The first four exams in the SOA and CAS examination series are jointly sponsored by the two societies and cover the same material. For this reason, students do not need to commit themselves to a specialty until they have taken the initial examinations, which test an individual’s competence in probability, calculus, statistics, and other branches of mathematics. The first few examinations help students evaluate their potential as actuaries. Many prospective actuaries begin taking the exams in college with the help of self-study guides and courses. Those who pass one or more examinations have better opportunities for employment at higher starting salaries than those who do not.

After graduating from college, most prospective actuaries gain on-the job experience at an insurance company or consulting firm, while at the same time working to complete the examination process. Actuaries are encouraged to finish the entire series of examinations as soon as possible, advancing first to the Associate level (with an ASA or ACAS designation) and then to the Fellowship level (FSA or FCAS designation). Advanced topics in the casualty field include investment and assets, dynamic financial analysis, and valuation of insurance. Candidates in the SOA examination series must choose a specialty—group and health benefits, individual life and annuities, pensions, investments, or finance. Examinations are given twice a year, in the spring and the fall. Although many companies allot time to their employees for study, home study is required to pass the examinations, and many actuaries study for months to prepare for each examination. It is likewise common for employers to pay the hundreds of dollars for examination fees and study materials. Most actuaries reach the Associate level within 4 to 6 years and the Fellowship level a few years later.

Specific requirements apply to pension actuaries, who verify the financial status of defined benefit pension plans for the Federal Government. These actuaries must be enrolled by the Joint Board for the Enrollment of Actuaries. To qualify for enrollment, applicants must meet certain experience and examination requirements, as stipulated by the Board.

To perform their duties effectively, actuaries must keep up with current economic and social trends and legislation, as well as with developments in health, business, finance, and economics that could affect insurance or investment practices. Good communication and interpersonal skills also are important, particularly for prospective consulting actuaries.

Beginning actuaries often rotate among different jobs in an organization to learn various actuarial operations and phases of insurance work, such as marketing, underwriting, and product development. At first, they prepare data for actuarial projects or perform other simple tasks. As they gain experience, actuaries may supervise clerks, prepare correspondence, draft reports, and conduct research. They may move from one company to another early in their careers as they advance to higher positions.

Advancement depends largely on job performance and the number of actuarial examinations passed.

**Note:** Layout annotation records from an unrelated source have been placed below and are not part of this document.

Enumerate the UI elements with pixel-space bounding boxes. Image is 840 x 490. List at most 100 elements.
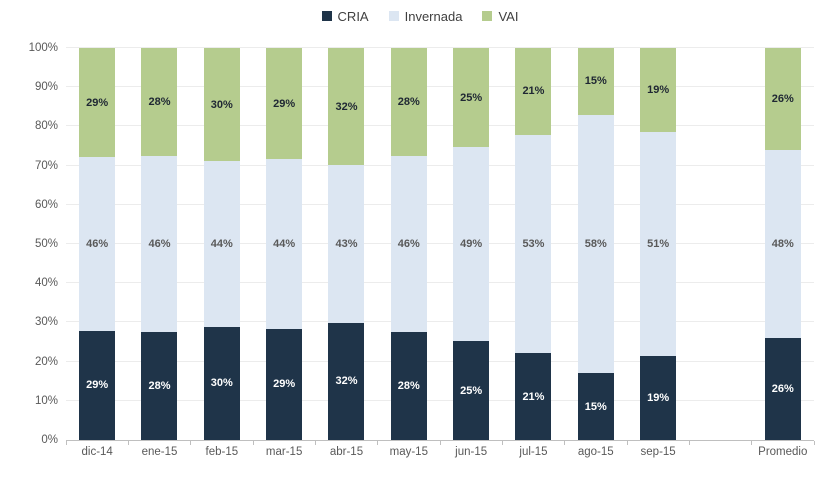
x-axis-tick-label: abr-15 <box>329 446 364 458</box>
bar-segment-invernada: 46% <box>141 155 178 333</box>
category-slot: 29% 46% 29% <box>66 48 128 440</box>
segment-value-label: 28% <box>397 380 420 393</box>
gridline <box>66 164 814 166</box>
bar-segment-vai: 28% <box>390 48 427 156</box>
x-axis-tick-label: ene-15 <box>141 446 178 458</box>
category-slot: 28% 46% 28% <box>378 48 440 440</box>
bar-segment-cria: 30% <box>203 326 240 440</box>
stacked-bar-may-15: 28% 46% 28% <box>390 48 427 440</box>
stacked-bar-mar-15: 29% 44% 29% <box>266 48 303 440</box>
x-axis-tick-label: dic-14 <box>81 446 113 458</box>
bar-segment-cria: 28% <box>141 332 178 440</box>
x-axis-tick <box>377 441 379 445</box>
y-axis-tick-label: 70% <box>34 159 58 172</box>
bar-segment-invernada: 58% <box>577 114 614 374</box>
legend-swatch-icon <box>482 11 493 21</box>
gridline <box>66 399 814 401</box>
x-axis-tick-label: jun-15 <box>455 446 488 458</box>
segment-value-label: 28% <box>397 95 420 108</box>
x-axis-tick-label: may-15 <box>389 446 428 458</box>
stacked-bar-Promedio: 26% 48% 26% <box>764 48 801 440</box>
x-axis-tick-label: ago-15 <box>577 446 614 458</box>
x-axis-tick <box>813 441 815 445</box>
chart-legend: CRIA Invernada VAI <box>0 6 840 26</box>
bar-segment-invernada: 49% <box>453 147 490 342</box>
segment-value-label: 25% <box>460 91 483 104</box>
category-slot <box>689 48 751 440</box>
x-axis-tick <box>190 441 192 445</box>
y-axis-tick-label: 40% <box>34 277 58 290</box>
category-slot: 32% 43% 32% <box>315 48 377 440</box>
segment-value-label: 44% <box>210 238 233 251</box>
segment-value-label: 29% <box>273 97 296 110</box>
bar-segment-vai: 30% <box>203 48 240 162</box>
x-axis-tick <box>688 441 690 445</box>
bar-segment-invernada: 46% <box>390 155 427 333</box>
bar-segment-invernada: 43% <box>328 165 365 323</box>
gridline <box>66 282 814 284</box>
stacked-bar-jul-15: 21% 53% 21% <box>515 48 552 440</box>
y-axis-tick-label: 50% <box>34 238 58 250</box>
x-axis-tick <box>751 441 753 445</box>
y-axis-tick-label: 30% <box>34 316 58 329</box>
x-axis-tick <box>626 441 628 445</box>
segment-value-label: 21% <box>522 85 545 98</box>
plot-area: 29% 46% 29% 28% 46% 28% 30% 44% 30% 29% 44% 29% 32% 4… <box>65 47 815 445</box>
bar-segment-vai: 28% <box>141 48 178 156</box>
segment-value-label: 29% <box>273 378 296 391</box>
bar-segment-cria: 21% <box>515 353 552 440</box>
bar-segment-cria: 19% <box>640 356 677 440</box>
segment-value-label: 32% <box>335 375 358 388</box>
category-slot: 15% 58% 15% <box>565 48 627 440</box>
category-slot: 19% 51% 19% <box>627 48 689 440</box>
x-axis-tick-labels: dic-14 ene-15 feb-15 mar-15 abr-15 may-15 jun-… <box>66 446 814 458</box>
x-axis-tick-label <box>689 446 751 458</box>
x-axis-line <box>66 440 814 441</box>
x-axis-tick-label: sep-15 <box>640 446 676 458</box>
legend-swatch-icon <box>388 11 399 21</box>
x-axis-tick <box>252 441 254 445</box>
segment-value-label: 19% <box>647 392 670 405</box>
segment-value-label: 29% <box>86 379 109 392</box>
stacked-bar-dic-14: 29% 46% 29% <box>79 48 116 440</box>
legend-swatch-icon <box>321 11 332 21</box>
stacked-bar-ago-15: 15% 58% 15% <box>577 48 614 440</box>
bar-segment-invernada: 44% <box>203 161 240 327</box>
legend-item-vai: VAI <box>482 9 518 24</box>
bar-segment-vai: 15% <box>577 48 614 115</box>
segment-value-label: 19% <box>647 83 670 96</box>
gridline <box>66 203 814 205</box>
y-axis-tick-label: 20% <box>34 355 58 368</box>
y-axis-tick-labels: 0% 10% 20% 30% 40% 50% 60% 70% 80% 90% 100% <box>0 42 58 446</box>
segment-value-label: 15% <box>584 400 607 413</box>
bar-segment-invernada: 48% <box>764 149 801 339</box>
segment-value-label: 30% <box>210 98 233 111</box>
segment-value-label: 43% <box>335 238 358 251</box>
bar-segment-invernada: 51% <box>640 131 677 357</box>
gridline <box>66 86 814 88</box>
segment-value-label: 46% <box>148 238 171 251</box>
x-axis-tick <box>564 441 566 445</box>
segment-value-label: 28% <box>148 380 171 393</box>
gridline <box>66 321 814 323</box>
category-slot: 25% 49% 25% <box>440 48 502 440</box>
segment-value-label: 32% <box>335 100 358 113</box>
stacked-bar-jun-15: 25% 49% 25% <box>453 48 490 440</box>
legend-label: Invernada <box>404 8 463 24</box>
x-axis-tick <box>127 441 129 445</box>
y-axis-tick-label: 80% <box>34 120 58 133</box>
bar-segment-vai: 32% <box>328 48 365 166</box>
legend-item-invernada: Invernada <box>388 8 463 24</box>
stacked-bar-feb-15: 30% 44% 30% <box>203 48 240 440</box>
category-slot: 28% 46% 28% <box>128 48 190 440</box>
x-axis-tick-label: Promedio <box>758 446 808 458</box>
segment-value-label: 48% <box>771 238 794 251</box>
legend-label: VAI <box>498 8 519 24</box>
bar-segment-vai: 21% <box>515 48 552 135</box>
x-axis-tick <box>501 441 503 445</box>
legend-label: CRIA <box>337 8 369 24</box>
segment-value-label: 46% <box>397 238 420 251</box>
segment-value-label: 21% <box>522 390 545 403</box>
segment-value-label: 28% <box>148 95 171 108</box>
gridline <box>66 360 814 362</box>
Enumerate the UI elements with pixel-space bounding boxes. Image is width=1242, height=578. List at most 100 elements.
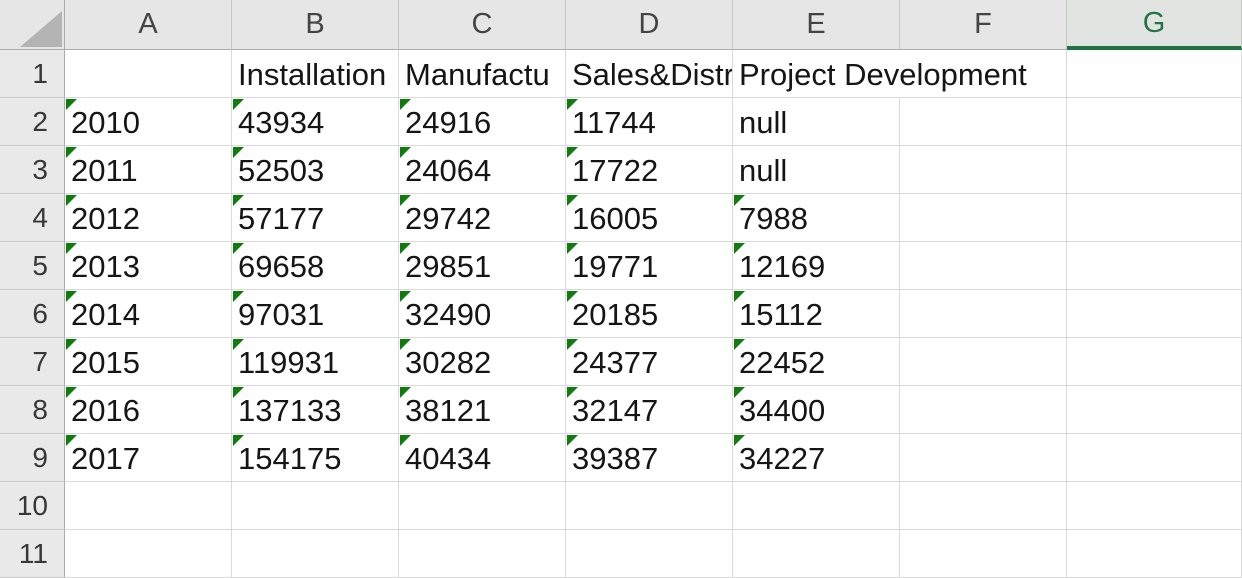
cell-E5[interactable]: 12169 <box>733 242 900 290</box>
cell-G10[interactable] <box>1067 482 1242 530</box>
cell-D3[interactable]: 17722 <box>566 146 733 194</box>
column-header-e[interactable]: E <box>733 0 900 50</box>
column-header-f[interactable]: F <box>900 0 1067 50</box>
cell-F10[interactable] <box>900 482 1067 530</box>
select-all-button[interactable] <box>0 0 65 50</box>
cell-E7[interactable]: 22452 <box>733 338 900 386</box>
column-header-c[interactable]: C <box>399 0 566 50</box>
cell-C8[interactable]: 38121 <box>399 386 566 434</box>
cell-F9[interactable] <box>900 434 1067 482</box>
cell-B8[interactable]: 137133 <box>232 386 399 434</box>
cell-F3[interactable] <box>900 146 1067 194</box>
cell-F7[interactable] <box>900 338 1067 386</box>
row-header-label: 10 <box>16 489 48 521</box>
column-header-b[interactable]: B <box>232 0 399 50</box>
row-header-7[interactable]: 7 <box>0 338 65 386</box>
row-header-8[interactable]: 8 <box>0 386 65 434</box>
cell-B1[interactable]: Installation <box>232 50 399 98</box>
cell-B2[interactable]: 43934 <box>232 98 399 146</box>
cell-B11[interactable] <box>232 530 399 578</box>
cell-D9[interactable]: 39387 <box>566 434 733 482</box>
row-header-3[interactable]: 3 <box>0 146 65 194</box>
cell-D8[interactable]: 32147 <box>566 386 733 434</box>
cell-A4[interactable]: 2012 <box>65 194 232 242</box>
cell-G8[interactable] <box>1067 386 1242 434</box>
cell-A10[interactable] <box>65 482 232 530</box>
cell-D10[interactable] <box>566 482 733 530</box>
cell-E8[interactable]: 34400 <box>733 386 900 434</box>
row-header-1[interactable]: 1 <box>0 50 65 98</box>
cell-C6[interactable]: 32490 <box>399 290 566 338</box>
row-header-11[interactable]: 11 <box>0 530 65 578</box>
cell-B5[interactable]: 69658 <box>232 242 399 290</box>
row-header-5[interactable]: 5 <box>0 242 65 290</box>
cell-D2[interactable]: 11744 <box>566 98 733 146</box>
cell-text: 7988 <box>739 201 808 236</box>
cell-C3[interactable]: 24064 <box>399 146 566 194</box>
cell-B3[interactable]: 52503 <box>232 146 399 194</box>
cell-E9[interactable]: 34227 <box>733 434 900 482</box>
cell-D11[interactable] <box>566 530 733 578</box>
cell-G2[interactable] <box>1067 98 1242 146</box>
cell-D7[interactable]: 24377 <box>566 338 733 386</box>
cell-C7[interactable]: 30282 <box>399 338 566 386</box>
row-header-4[interactable]: 4 <box>0 194 65 242</box>
cell-F4[interactable] <box>900 194 1067 242</box>
cell-B4[interactable]: 57177 <box>232 194 399 242</box>
cell-C9[interactable]: 40434 <box>399 434 566 482</box>
cell-C5[interactable]: 29851 <box>399 242 566 290</box>
row-header-10[interactable]: 10 <box>0 482 65 530</box>
row-header-2[interactable]: 2 <box>0 98 65 146</box>
cell-A1[interactable] <box>65 50 232 98</box>
cell-C10[interactable] <box>399 482 566 530</box>
cell-E11[interactable] <box>733 530 900 578</box>
cell-F11[interactable] <box>900 530 1067 578</box>
row-header-6[interactable]: 6 <box>0 290 65 338</box>
text-error-indicator-icon <box>567 147 578 158</box>
cell-C11[interactable] <box>399 530 566 578</box>
cell-A5[interactable]: 2013 <box>65 242 232 290</box>
column-header-a[interactable]: A <box>65 0 232 50</box>
cell-G6[interactable] <box>1067 290 1242 338</box>
cell-G1[interactable] <box>1067 50 1242 98</box>
cell-C4[interactable]: 29742 <box>399 194 566 242</box>
cell-F1[interactable] <box>900 50 1067 98</box>
cell-A2[interactable]: 2010 <box>65 98 232 146</box>
cell-G7[interactable] <box>1067 338 1242 386</box>
cell-G4[interactable] <box>1067 194 1242 242</box>
cell-D6[interactable]: 20185 <box>566 290 733 338</box>
cell-D5[interactable]: 19771 <box>566 242 733 290</box>
cell-E2[interactable]: null <box>733 98 900 146</box>
cell-B7[interactable]: 119931 <box>232 338 399 386</box>
cell-A11[interactable] <box>65 530 232 578</box>
cell-C1[interactable]: Manufactu <box>399 50 566 98</box>
cell-E4[interactable]: 7988 <box>733 194 900 242</box>
cell-B10[interactable] <box>232 482 399 530</box>
cell-text: 2014 <box>71 297 140 332</box>
column-header-d[interactable]: D <box>566 0 733 50</box>
cell-A9[interactable]: 2017 <box>65 434 232 482</box>
cell-C2[interactable]: 24916 <box>399 98 566 146</box>
cell-A6[interactable]: 2014 <box>65 290 232 338</box>
column-header-g[interactable]: G <box>1067 0 1242 50</box>
cell-A3[interactable]: 2011 <box>65 146 232 194</box>
cell-E1[interactable]: Project Development <box>733 50 1027 98</box>
cell-G3[interactable] <box>1067 146 1242 194</box>
cell-B9[interactable]: 154175 <box>232 434 399 482</box>
cell-G9[interactable] <box>1067 434 1242 482</box>
cell-A8[interactable]: 2016 <box>65 386 232 434</box>
cell-F8[interactable] <box>900 386 1067 434</box>
cell-D4[interactable]: 16005 <box>566 194 733 242</box>
cell-D1[interactable]: Sales&Distr <box>566 50 733 98</box>
cell-B6[interactable]: 97031 <box>232 290 399 338</box>
cell-G11[interactable] <box>1067 530 1242 578</box>
cell-G5[interactable] <box>1067 242 1242 290</box>
cell-E10[interactable] <box>733 482 900 530</box>
cell-F5[interactable] <box>900 242 1067 290</box>
cell-E3[interactable]: null <box>733 146 900 194</box>
cell-E6[interactable]: 15112 <box>733 290 900 338</box>
cell-F2[interactable] <box>900 98 1067 146</box>
cell-F6[interactable] <box>900 290 1067 338</box>
cell-A7[interactable]: 2015 <box>65 338 232 386</box>
row-header-9[interactable]: 9 <box>0 434 65 482</box>
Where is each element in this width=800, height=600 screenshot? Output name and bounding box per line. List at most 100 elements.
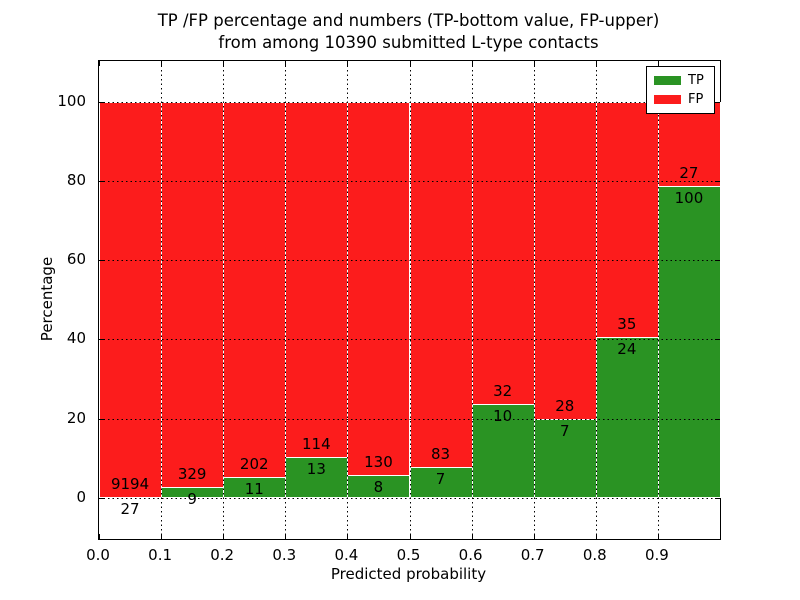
x-axis-label: Predicted probability xyxy=(330,565,487,583)
legend-label-fp: FP xyxy=(688,92,704,107)
y-tick xyxy=(715,418,720,420)
x-tick xyxy=(347,534,349,539)
x-tick xyxy=(347,61,349,66)
x-tick xyxy=(161,61,163,66)
y-tick-label: 60 xyxy=(66,250,86,269)
y-tick xyxy=(99,180,104,182)
tp-count-label: 9 xyxy=(187,490,197,509)
tp-count-label: 27 xyxy=(120,499,140,518)
x-tick xyxy=(223,534,225,539)
y-gridline xyxy=(99,497,720,499)
fp-count-label: 9194 xyxy=(110,474,150,493)
x-tick xyxy=(533,61,535,66)
fp-count-label: 329 xyxy=(177,465,207,484)
y-gridline xyxy=(99,180,720,182)
tp-bar-segment xyxy=(409,467,473,498)
x-gridline xyxy=(533,61,535,539)
fp-count-label: 27 xyxy=(679,163,699,182)
fp-count-label: 32 xyxy=(493,381,513,400)
x-tick-label: 0.6 xyxy=(458,546,483,564)
y-tick xyxy=(715,101,720,103)
tp-swatch-icon xyxy=(654,76,681,85)
y-tick xyxy=(99,497,104,499)
x-tick xyxy=(657,534,659,539)
x-tick xyxy=(409,61,411,66)
x-gridline xyxy=(409,61,411,539)
y-gridline xyxy=(99,260,720,262)
y-tick xyxy=(715,180,720,182)
legend-label-tp: TP xyxy=(688,73,704,88)
x-gridline xyxy=(161,61,163,539)
fp-bar-segment xyxy=(161,101,225,489)
tp-bar-segment xyxy=(595,336,659,498)
y-gridline xyxy=(99,339,720,341)
x-tick xyxy=(409,534,411,539)
y-tick xyxy=(715,497,720,499)
x-tick-label: 0.7 xyxy=(520,546,545,564)
plot-area: 9194 27 329 9 202 11 114 13 130 8 83 7 32 10 28 7 35 24 27… xyxy=(98,60,721,540)
x-gridline xyxy=(471,61,473,539)
tp-count-label: 10 xyxy=(493,406,513,425)
x-tick xyxy=(595,61,597,66)
tp-count-label: 8 xyxy=(373,477,384,496)
x-tick xyxy=(595,534,597,539)
y-tick-label: 0 xyxy=(76,487,86,506)
legend-row-tp: TP xyxy=(647,73,714,88)
x-gridline xyxy=(657,61,659,539)
tp-count-label: 13 xyxy=(306,460,326,479)
fp-count-label: 114 xyxy=(302,435,331,454)
fp-swatch-icon xyxy=(654,95,681,104)
x-tick-label: 0.0 xyxy=(86,546,110,564)
tp-count-label: 24 xyxy=(617,339,637,358)
fp-bar-segment xyxy=(595,101,659,338)
fp-bar-segment xyxy=(347,101,411,476)
x-gridline xyxy=(223,61,225,539)
x-gridline xyxy=(347,61,349,539)
y-tick xyxy=(99,101,104,103)
x-tick-label: 0.5 xyxy=(396,546,421,564)
x-tick-label: 0.4 xyxy=(334,546,359,564)
x-tick-label: 0.9 xyxy=(644,546,669,564)
x-tick-label: 0.2 xyxy=(210,546,235,564)
x-tick xyxy=(657,61,659,66)
y-tick xyxy=(715,339,720,341)
x-tick xyxy=(533,534,535,539)
tp-count-label: 7 xyxy=(559,421,570,440)
x-tick-label: 0.8 xyxy=(582,546,607,564)
chart-title: TP /FP percentage and numbers (TP-bottom… xyxy=(98,10,719,54)
y-tick xyxy=(715,260,720,262)
x-tick-label: 0.3 xyxy=(272,546,297,564)
fp-bar-segment xyxy=(409,101,473,468)
y-tick xyxy=(99,260,104,262)
tp-count-label: 11 xyxy=(244,480,264,499)
fp-bar-segment xyxy=(223,101,287,479)
fp-bar-segment xyxy=(285,101,349,459)
fp-bar-segment xyxy=(657,101,721,187)
fp-bar-segment xyxy=(471,101,535,405)
fp-count-label: 28 xyxy=(555,396,575,415)
tp-bar-segment xyxy=(657,185,721,498)
tp-count-label: 7 xyxy=(435,470,446,488)
tp-count-label: 100 xyxy=(674,188,704,207)
fp-count-label: 83 xyxy=(431,445,451,463)
fp-count-label: 202 xyxy=(239,455,269,474)
y-gridline xyxy=(99,418,720,420)
legend-row-fp: FP xyxy=(647,92,714,107)
x-tick xyxy=(285,534,287,539)
x-tick xyxy=(471,534,473,539)
y-tick-label: 80 xyxy=(66,170,86,189)
x-tick-label: 0.1 xyxy=(148,546,173,564)
fp-count-label: 130 xyxy=(364,452,393,471)
x-tick xyxy=(471,61,473,66)
y-tick xyxy=(99,418,104,420)
x-tick xyxy=(161,534,163,539)
x-tick xyxy=(99,534,100,539)
y-tick-label: 100 xyxy=(57,91,86,110)
y-gridline xyxy=(99,101,720,103)
chart-title-line1: TP /FP percentage and numbers (TP-bottom… xyxy=(157,11,660,30)
y-tick-label: 40 xyxy=(66,329,86,348)
fp-count-label: 35 xyxy=(617,314,637,333)
y-tick-label: 20 xyxy=(66,408,86,427)
legend: TP FP xyxy=(646,66,715,114)
y-tick xyxy=(99,339,104,341)
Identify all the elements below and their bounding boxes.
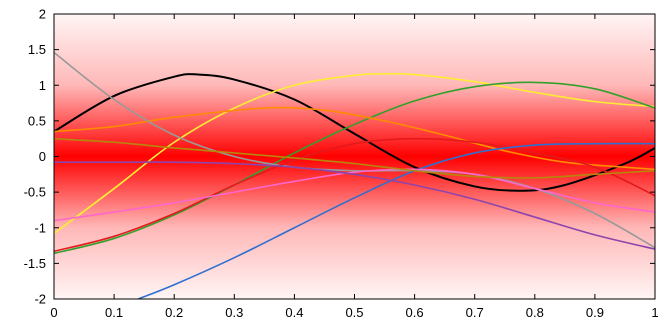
x-tick-label: 0.4 bbox=[285, 305, 303, 320]
y-tick-label: -2 bbox=[34, 292, 46, 307]
confidence-band bbox=[54, 14, 655, 299]
y-tick-label: -1.5 bbox=[24, 256, 46, 271]
x-tick-label: 0.5 bbox=[345, 305, 363, 320]
y-tick-label: 0 bbox=[39, 149, 46, 164]
series-line-2 bbox=[54, 72, 655, 235]
x-tick-label: 0 bbox=[50, 305, 57, 320]
x-tick-label: 0.6 bbox=[406, 305, 424, 320]
y-tick-label: -0.5 bbox=[24, 185, 46, 200]
y-tick-label: -1 bbox=[34, 220, 46, 235]
series-line-7 bbox=[137, 142, 655, 299]
series-line-5 bbox=[54, 51, 655, 249]
x-tick-label: 0.1 bbox=[105, 305, 123, 320]
series-line-10 bbox=[54, 137, 655, 179]
x-tick-label: 0.7 bbox=[466, 305, 484, 320]
series-line-9 bbox=[54, 161, 655, 250]
series-line-4 bbox=[54, 106, 655, 171]
x-tick-label: 1 bbox=[651, 305, 658, 320]
series-line-1 bbox=[54, 73, 655, 192]
y-tick-label: 1.5 bbox=[28, 42, 46, 57]
y-tick-label: 2 bbox=[39, 7, 46, 22]
x-tick-label: 0.2 bbox=[165, 305, 183, 320]
x-tick-label: 0.3 bbox=[225, 305, 243, 320]
series-line-8 bbox=[54, 168, 655, 222]
x-tick-label: 0.8 bbox=[526, 305, 544, 320]
series-line-6 bbox=[54, 137, 655, 253]
y-tick-label: 1 bbox=[39, 78, 46, 93]
series-line-3 bbox=[54, 81, 655, 255]
x-tick-label: 0.9 bbox=[586, 305, 604, 320]
y-tick-label: 0.5 bbox=[28, 113, 46, 128]
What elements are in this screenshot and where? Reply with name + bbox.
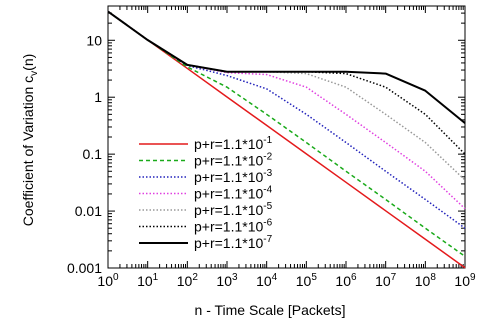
y-axis-ticks: 0.001 0.01 0.1 1 10 <box>67 5 465 276</box>
y-axis-label-main: Coefficient of Variation c <box>20 76 36 226</box>
y-tick-label: 1 <box>94 89 102 105</box>
x-tick-label: 103 <box>216 272 238 289</box>
x-axis-ticks: 100 101 102 103 104 105 106 107 108 109 <box>97 6 476 289</box>
x-tick-label: 109 <box>454 272 476 289</box>
legend-label-6: p+r=1.1*10-6 <box>194 218 273 235</box>
series-line-7 <box>107 10 466 124</box>
y-axis-label-suffix: (n) <box>20 54 36 71</box>
y-tick-label: 0.1 <box>83 146 103 162</box>
x-tick-label: 102 <box>177 272 199 289</box>
x-tick-label: 100 <box>97 272 119 289</box>
x-axis-label: n - Time Scale [Packets] <box>195 302 346 318</box>
series-line-3 <box>107 10 466 229</box>
series-layer <box>107 10 466 269</box>
x-tick-label: 107 <box>375 272 397 289</box>
legend-label-7: p+r=1.1*10-7 <box>194 234 273 251</box>
x-tick-label: 104 <box>256 272 278 289</box>
y-axis-label-subscript: v <box>29 71 40 76</box>
y-tick-label: 0.01 <box>75 203 102 219</box>
legend-label-3: p+r=1.1*10-3 <box>194 168 273 185</box>
x-tick-label: 108 <box>415 272 437 289</box>
legend-label-2: p+r=1.1*10-2 <box>194 152 273 169</box>
series-line-5 <box>107 10 466 181</box>
series-line-4 <box>107 10 466 210</box>
legend: p+r=1.1*10-1p+r=1.1*10-2p+r=1.1*10-3p+r=… <box>139 135 273 251</box>
y-tick-label: 10 <box>86 32 102 48</box>
legend-label-5: p+r=1.1*10-5 <box>194 201 273 218</box>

Actuaries with a broad knowledge of the insurance, pension, investment, or employee benefits fields can rise to administrative and executive positions in their companies. Actuaries with supervisory ability may advance to management positions in other areas, such as underwriting, accounting, data processing, marketing, and advertising. Some actuaries assume college and university faculty positions. (See the statement on teachers—postsecondary elsewhere in the Handbook.)